Prof. Michael Bar-Eli

How can we change our expectations of our own efficacy, or ability to produce a desired result from “No, I cannot” to “Yes, I can”?

One important source is called “vicarious experiences.” Here, people obtain efficacy information by observing or imagining others engaging in a task that the observers themselves do not perform.

Vicarious sources of efficacy information (that is, witnessing others successfully completing a task) are weaker than performance accomplishments of the observers themselves, but they are still of substantial importance in enhancing one’s self-efficacy.

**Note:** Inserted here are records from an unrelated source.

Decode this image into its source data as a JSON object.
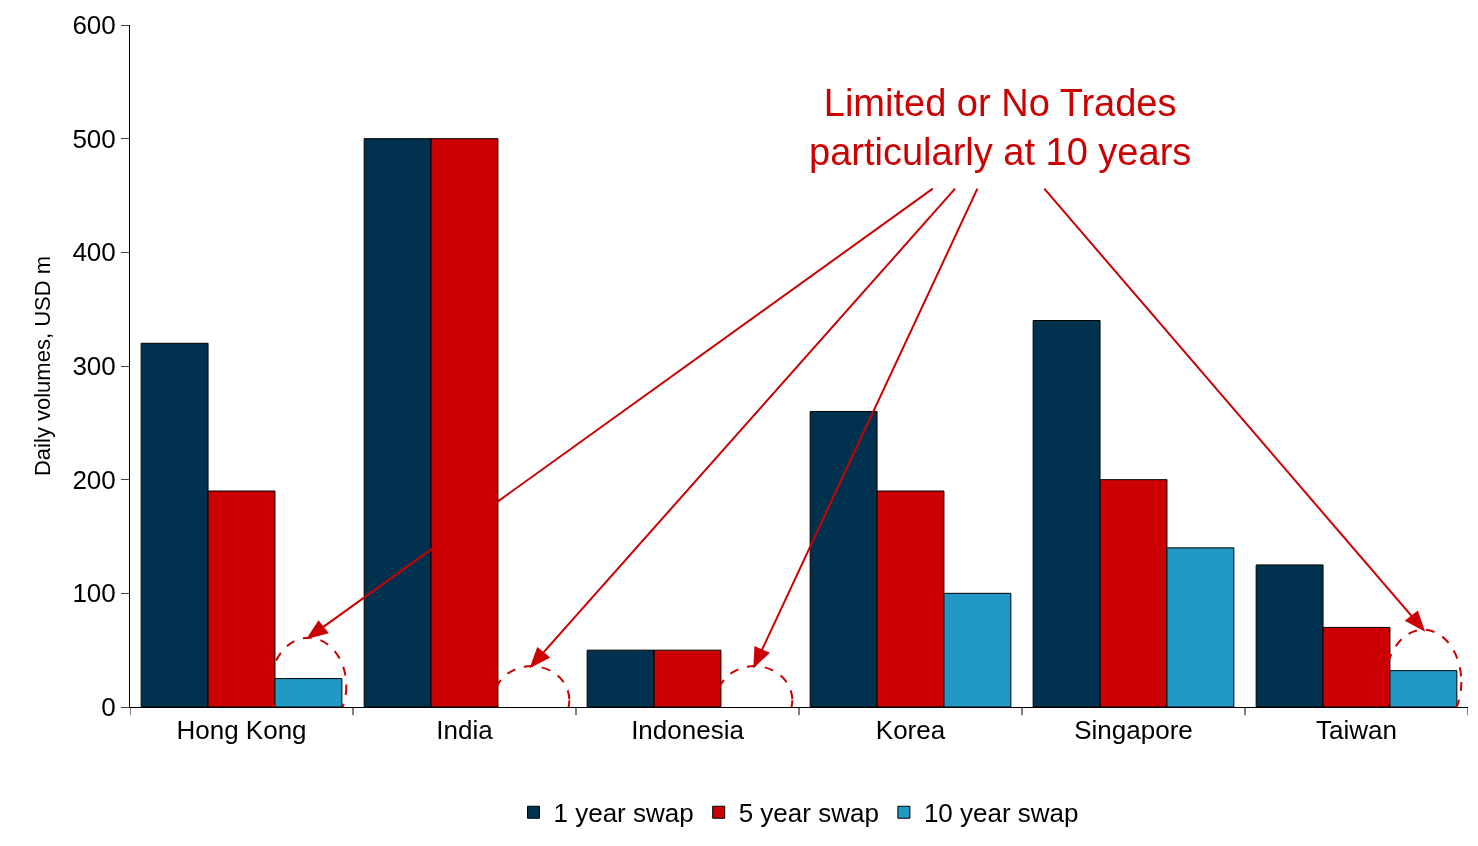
{
  "chart_data": {
    "type": "bar",
    "ylabel": "Daily volumes, USD m",
    "categories": [
      "Hong Kong",
      "India",
      "Indonesia",
      "Korea",
      "Singapore",
      "Taiwan"
    ],
    "series": [
      {
        "name": "1 year swap",
        "color": "#003250",
        "values": [
          320,
          500,
          50,
          260,
          340,
          125
        ]
      },
      {
        "name": "5 year swap",
        "color": "#cc0000",
        "values": [
          190,
          500,
          50,
          190,
          200,
          70
        ]
      },
      {
        "name": "10 year swap",
        "color": "#2199c4",
        "values": [
          25,
          null,
          null,
          100,
          140,
          32
        ]
      }
    ],
    "ylim": [
      0,
      600
    ],
    "yticks": [
      0,
      100,
      200,
      300,
      400,
      500,
      600
    ],
    "legend": "bottom",
    "annotations": [
      "Limited or No Trades\nparticularly at 10 years"
    ]
  }
}
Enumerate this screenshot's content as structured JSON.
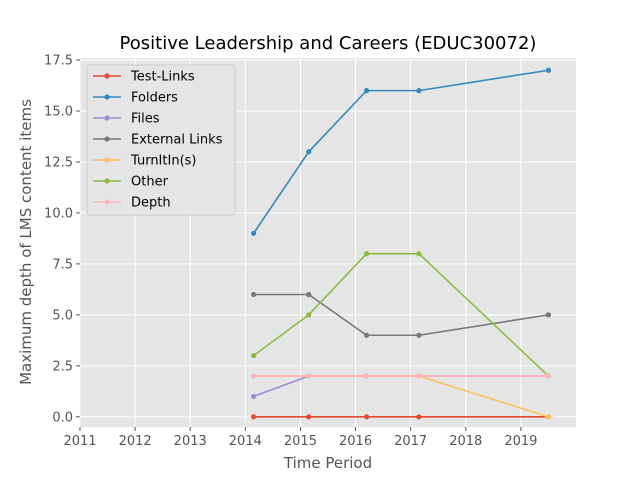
{
  "chart_data": {
    "type": "line",
    "title": "Positive Leadership and Careers (EDUC30072)",
    "xlabel": "Time Period",
    "ylabel": "Maximum depth of LMS content items",
    "xlim": [
      2011,
      2020
    ],
    "ylim": [
      -0.5,
      17.6
    ],
    "xticks": [
      2011,
      2012,
      2013,
      2014,
      2015,
      2016,
      2017,
      2018,
      2019
    ],
    "yticks": [
      0.0,
      2.5,
      5.0,
      7.5,
      10.0,
      12.5,
      15.0,
      17.5
    ],
    "ytick_labels": [
      "0.0",
      "2.5",
      "5.0",
      "7.5",
      "10.0",
      "12.5",
      "15.0",
      "17.5"
    ],
    "x": [
      2014.15,
      2015.15,
      2016.2,
      2017.15,
      2019.5
    ],
    "grid": true,
    "legend_position": "top-left",
    "series": [
      {
        "name": "Test-Links",
        "color": "#E24A33",
        "values": [
          0,
          0,
          0,
          0,
          0
        ]
      },
      {
        "name": "Folders",
        "color": "#348ABD",
        "values": [
          9,
          13,
          16,
          16,
          17
        ]
      },
      {
        "name": "Files",
        "color": "#988ED5",
        "values": [
          1,
          2,
          2,
          2,
          2
        ]
      },
      {
        "name": "External Links",
        "color": "#777777",
        "values": [
          6,
          6,
          4,
          4,
          5
        ]
      },
      {
        "name": "TurnItIn(s)",
        "color": "#FBC15E",
        "values": [
          2,
          2,
          2,
          2,
          0
        ]
      },
      {
        "name": "Other",
        "color": "#8EBA42",
        "values": [
          3,
          5,
          8,
          8,
          2
        ]
      },
      {
        "name": "Depth",
        "color": "#FFB5B8",
        "values": [
          2,
          2,
          2,
          2,
          2
        ]
      }
    ]
  }
}
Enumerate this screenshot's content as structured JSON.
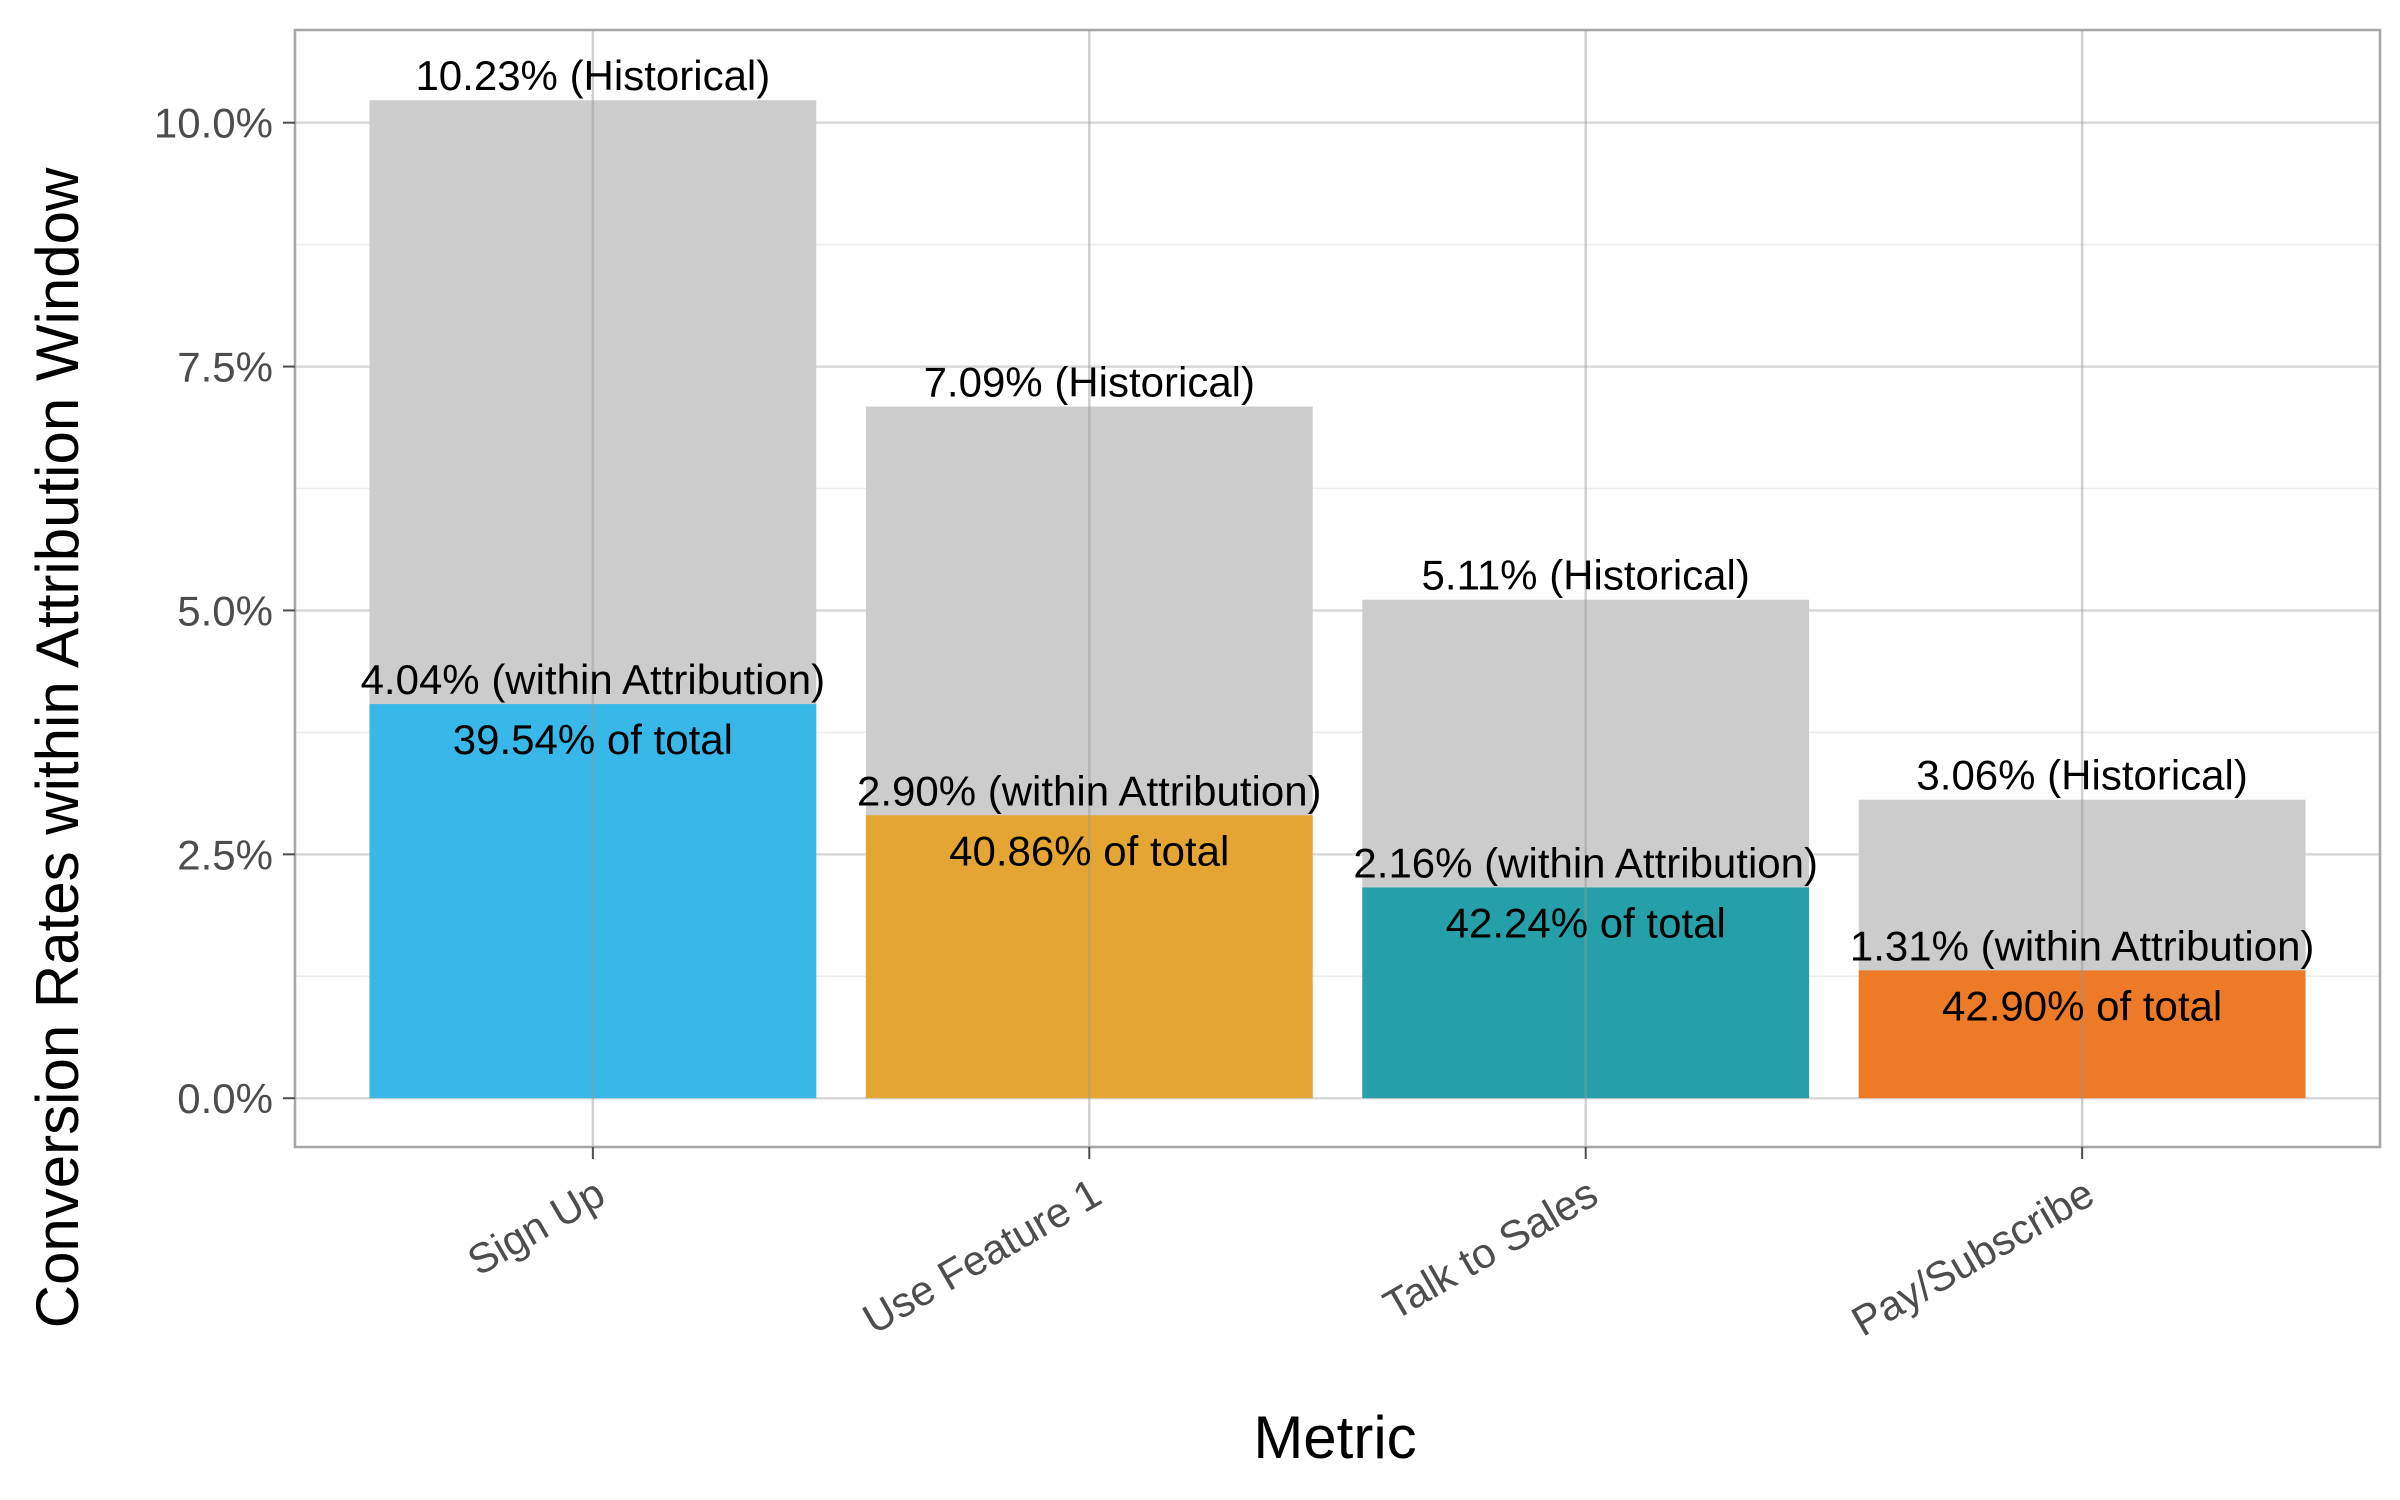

A great example for this source comes from Major General Avihu Ben- Nun (born 1939), who was the 11th commander of the Israeli Air Force from 1987 to 1992. In 1995 he too was diagnosed with Parkinson’s disease. Unlike other celebrities with Parkinson’s who often try to hide their disease, Ben-Nun announced it publicly, thereby serving as an inspiration for many others fighting the decease. I often use Ben- Nun’s struggle against Parkinson’s as a model; I tell myself that if he can handle it, evidently for so many years, I can, too!

The strongest source, and the most dependable foundation of self-efficacy judgments, however, is “performance accomplishments,” also known as “enactive mastery experiences.” Performance accomplishments refer to clear successes and failures, which provide the most influential source of efficacy information and the most authentic evidence on which we can build robust beliefs about personal efficacy.

If such experiences are generally successful, they will raise the level of self-efficacy; repeated failure will result in lower efficacy expectations.

For example, Parkinson’s disturbs my daily activities and functions for a number of hours every day. I set a goal, however, to increase the number of Parkinson’s- free hours per day (or at least keep this number stable) by regulating my body and mind through medication, rest, physical activ­ity, and joyful intellectual activities, such as writing this book.

Success in achieving this goal increases my confidence, not only in my ability to gain more Parkinson’s-free hours, but also in my ability to successfully reduce the Parkinson’s influence on my life in general.

The performance accomplishments source demonstrates not only that reality (i.e., one’s performance) can foster one’s expectations, but also that expectations (i.e., self-efficacy) can foster reality. This situation results in a “performance-efficacy cycle” that may account for our ability to cope with increasingly difficult problems: you wipe out a small problem, successfully coping with it; then you wipe out a somewhat bigger one, and so on.